I was not looking forward to today — we have these swarms of spiders hatching out, and we have to do something with them all. They’re in cramped little petri dishes, an entire clutch together, which is fine early on, since they naturally aggregate after first emerging from the egg sac, and then a few days later start ballooning and dispersing by wafting away on the wind. “Wafting away on the wind” isn’t a great strategy for maintaining a laboratory colony, though. Last year I would pluck them out one by one and put them in tiny individual containers, which is ridiculously labor intensive, and then feed them flies individually, even worse, and that wasn’t going to work at all with the numbers we’re dealing with. Especially since fall term starts way too soon, and students are going to be occupied with mere classes.
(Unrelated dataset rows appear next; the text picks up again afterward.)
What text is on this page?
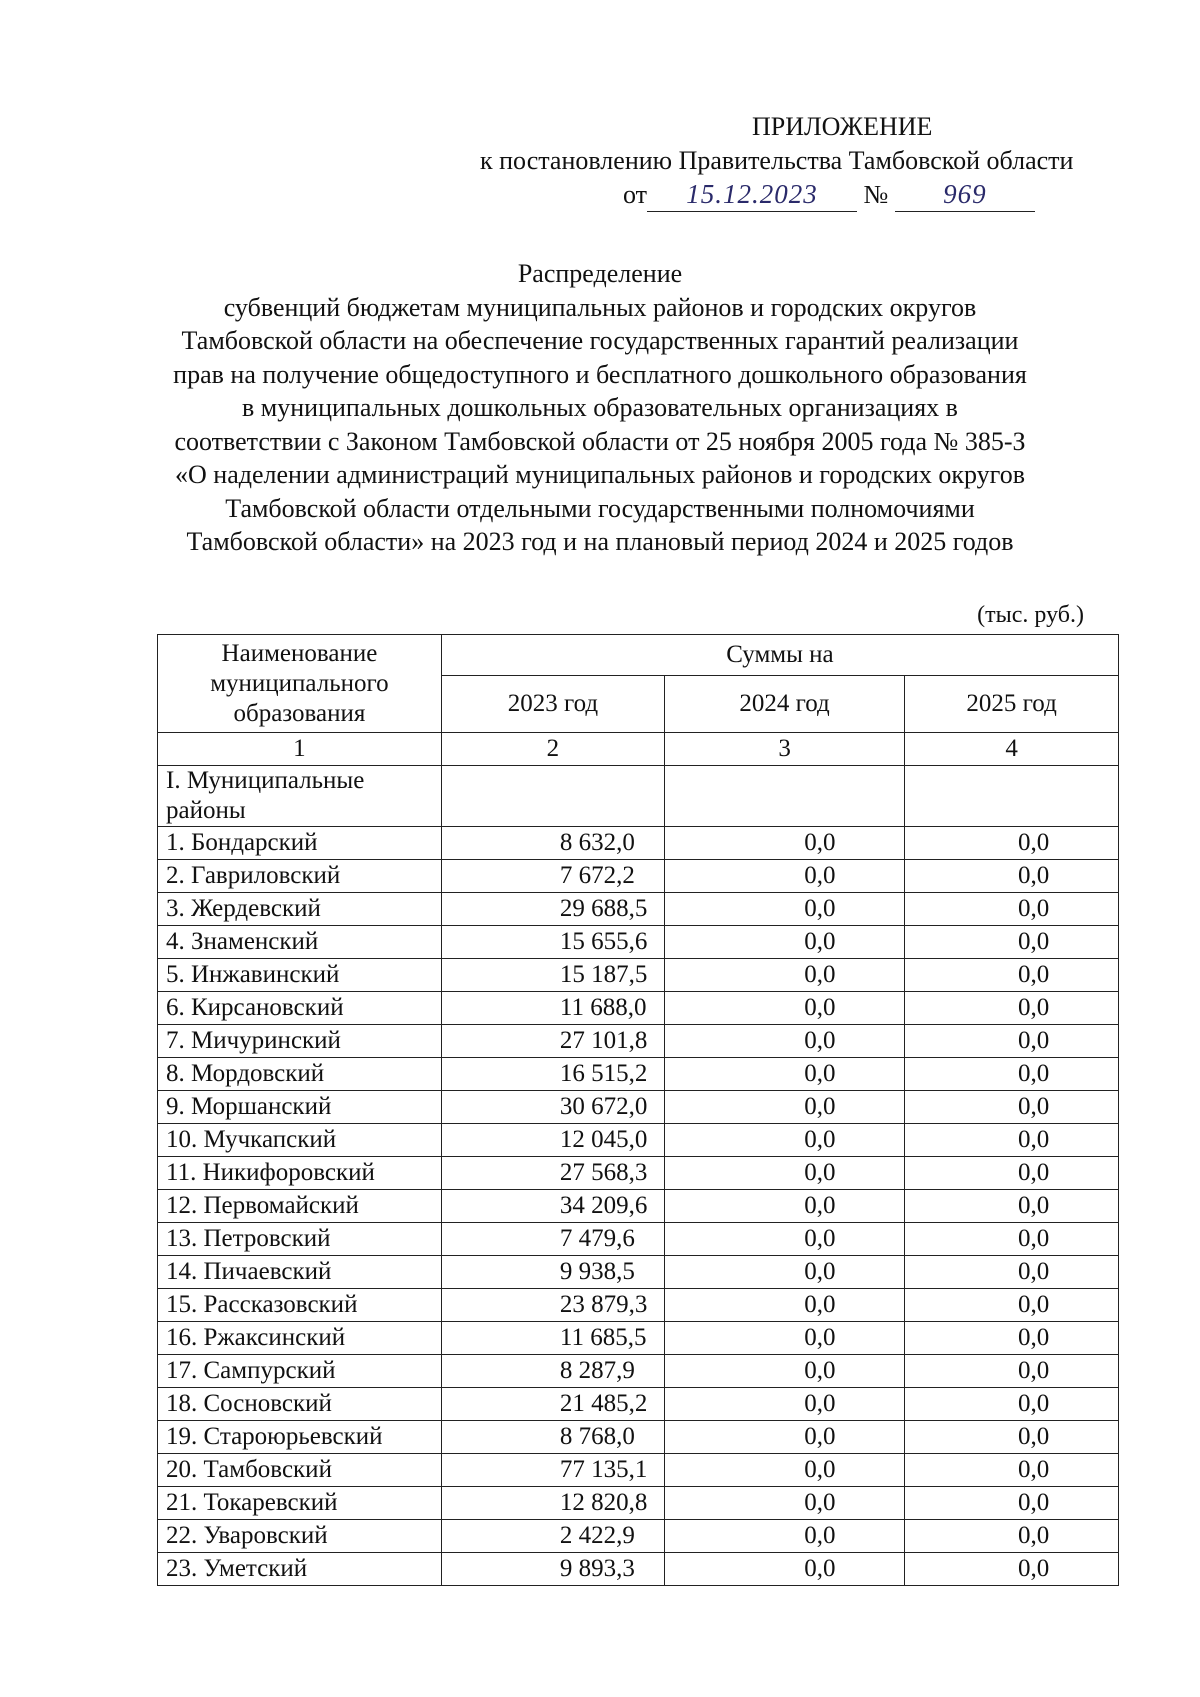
ПРИЛОЖЕНИЕ
к постановлению Правительства Тамбовской области
от 15.12.2023 № 969
Распределение
субвенций бюджетам муниципальных районов и городских округов
Тамбовской области на обеспечение государственных гарантий реализации
прав на получение общедоступного и бесплатного дошкольного образования
в муниципальных дошкольных образовательных организациях в
соответствии с Законом Тамбовской области от 25 ноября 2005 года № 385-З
«О наделении администраций муниципальных районов и городских округов
Тамбовской области отдельными государственными полномочиями
Тамбовской области» на 2023 год и на плановый период 2024 и 2025 годов
(тыс. руб.)
Наименование муниципального образования	Суммы на		
	2023 год	2024 год	2025 год
1	2	3	4
I. Муниципальные районы			
1. Бондарский	8 632,0	0,0	0,0
2. Гавриловский	7 672,2	0,0	0,0
3. Жердевский	29 688,5	0,0	0,0
4. Знаменский	15 655,6	0,0	0,0
5. Инжавинский	15 187,5	0,0	0,0
6. Кирсановский	11 688,0	0,0	0,0
7. Мичуринский	27 101,8	0,0	0,0
8. Мордовский	16 515,2	0,0	0,0
9. Моршанский	30 672,0	0,0	0,0
10. Мучкапский	12 045,0	0,0	0,0
11. Никифоровский	27 568,3	0,0	0,0
12. Первомайский	34 209,6	0,0	0,0
13. Петровский	7 479,6	0,0	0,0
14. Пичаевский	9 938,5	0,0	0,0
15. Рассказовский	23 879,3	0,0	0,0
16. Ржаксинский	11 685,5	0,0	0,0
17. Сампурский	8 287,9	0,0	0,0
18. Сосновский	21 485,2	0,0	0,0
19. Староюрьевский	8 768,0	0,0	0,0
20. Тамбовский	77 135,1	0,0	0,0
21. Токаревский	12 820,8	0,0	0,0
22. Уваровский	2 422,9	0,0	0,0
23. Уметский	9 893,3	0,0	0,0
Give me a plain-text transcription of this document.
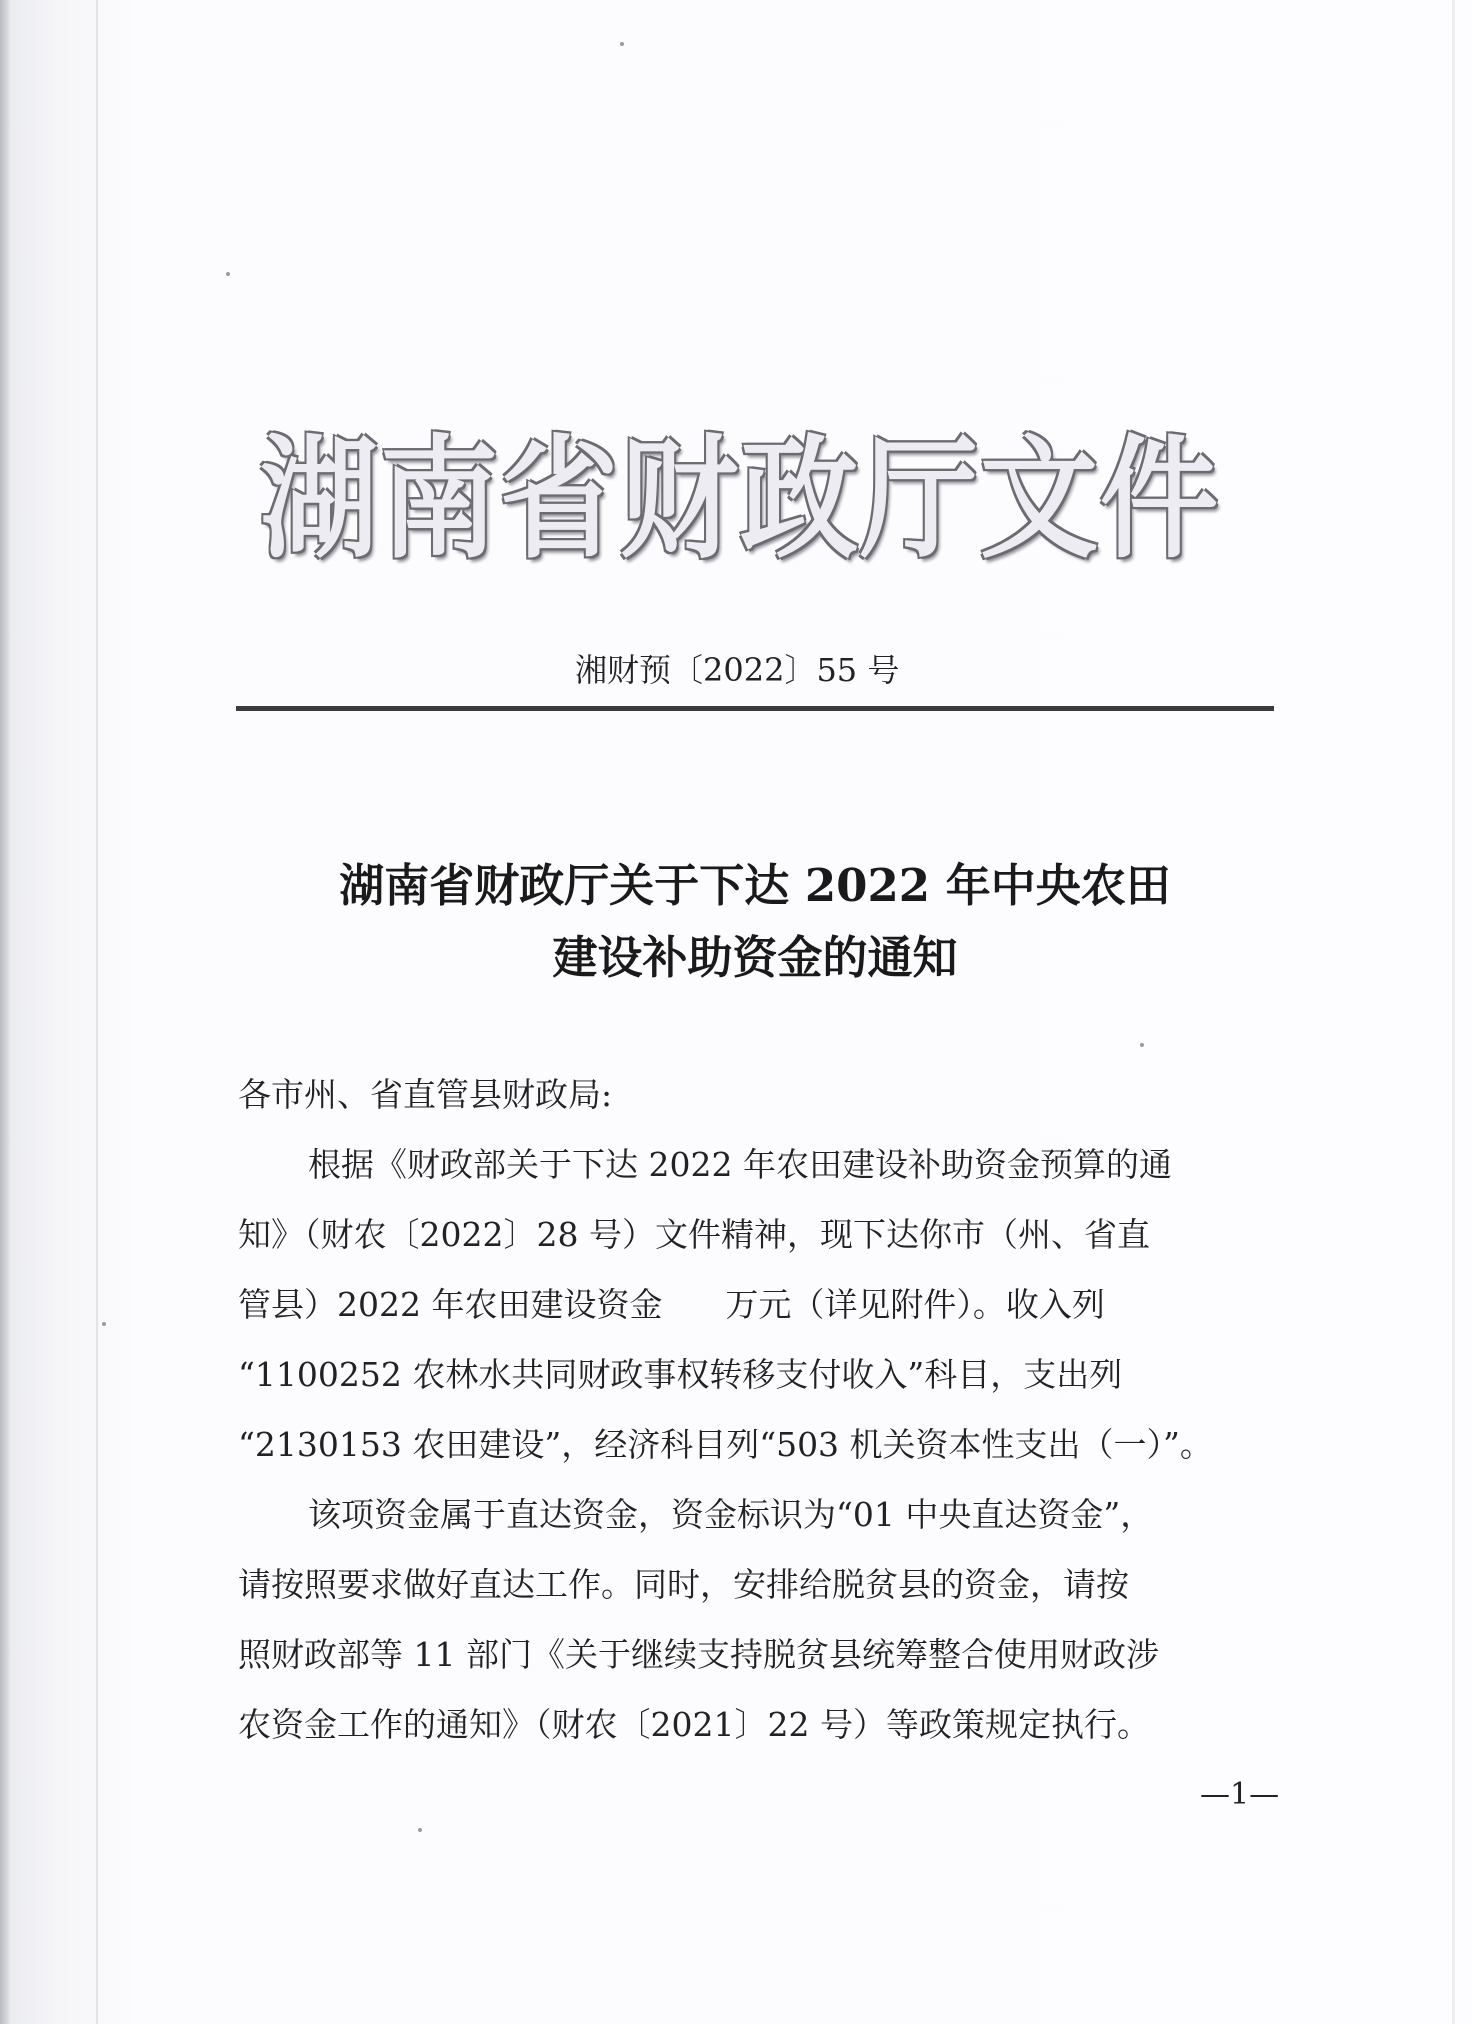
湖南省财政厅文件
湘财预〔2022〕55 号
湖南省财政厅关于下达 2022 年中央农田
建设补助资金的通知

各市州、省直管县财政局:

根据《财政部关于下达 2022 年农田建设补助资金预算的通

知》（财农〔2022〕28 号）文件精神，现下达你市（州、省直

管县）2022 年农田建设资金      万元（详见附件）。收入列

“1100252 农林水共同财政事权转移支付收入”科目，支出列

“2130153 农田建设”，经济科目列“503 机关资本性支出（一）”。

该项资金属于直达资金，资金标识为“01 中央直达资金”，

请按照要求做好直达工作。同时，安排给脱贫县的资金，请按

照财政部等 11 部门《关于继续支持脱贫县统筹整合使用财政涉

农资金工作的通知》（财农〔2021〕22 号）等政策规定执行。

—1—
So my student Maya is doing a simple experiment to see the effects of population density on juvenile mortality. We didn’t put the spiderlings in individual containers, but in two different sizes of containers in different numbers. We opened up the petri dishes of spiderlings and counted out individuals into larger containers.
It was amusing and different. The spiders, as soon as the lid was off, saw freedom awaiting them and would put out a thread to start ballooning. We’d gently sweep in with a paintbrush and snag them, move the brush over their new container, and give a little shake — sometimes they’d oblige by neatly rappelling down, sometimes they’d jump off, sometimes they’d get obstinate and you’d have to dab the brush against the container to convince them to move. Meanwhile, while you were distracted, more spiderlings were launching themselves skyward. More than a few escaped. More than a few, I’m sure, snugged themselves down in our clothing. It’s all good.
(Oops, just found one in my shirt sleeve. Now my office has some new residents.)
The end result is that we now have a known number of spiders in known volumes of space. We’ll track survival every few days to see how they fare. Once they get larger, we’ll spread them out a little more, but currently we find that the adults coexist nicely with two in a 5.7L container, so we’re hoping that the babies won’t fight and cannibalize each other at a somewhat higher density.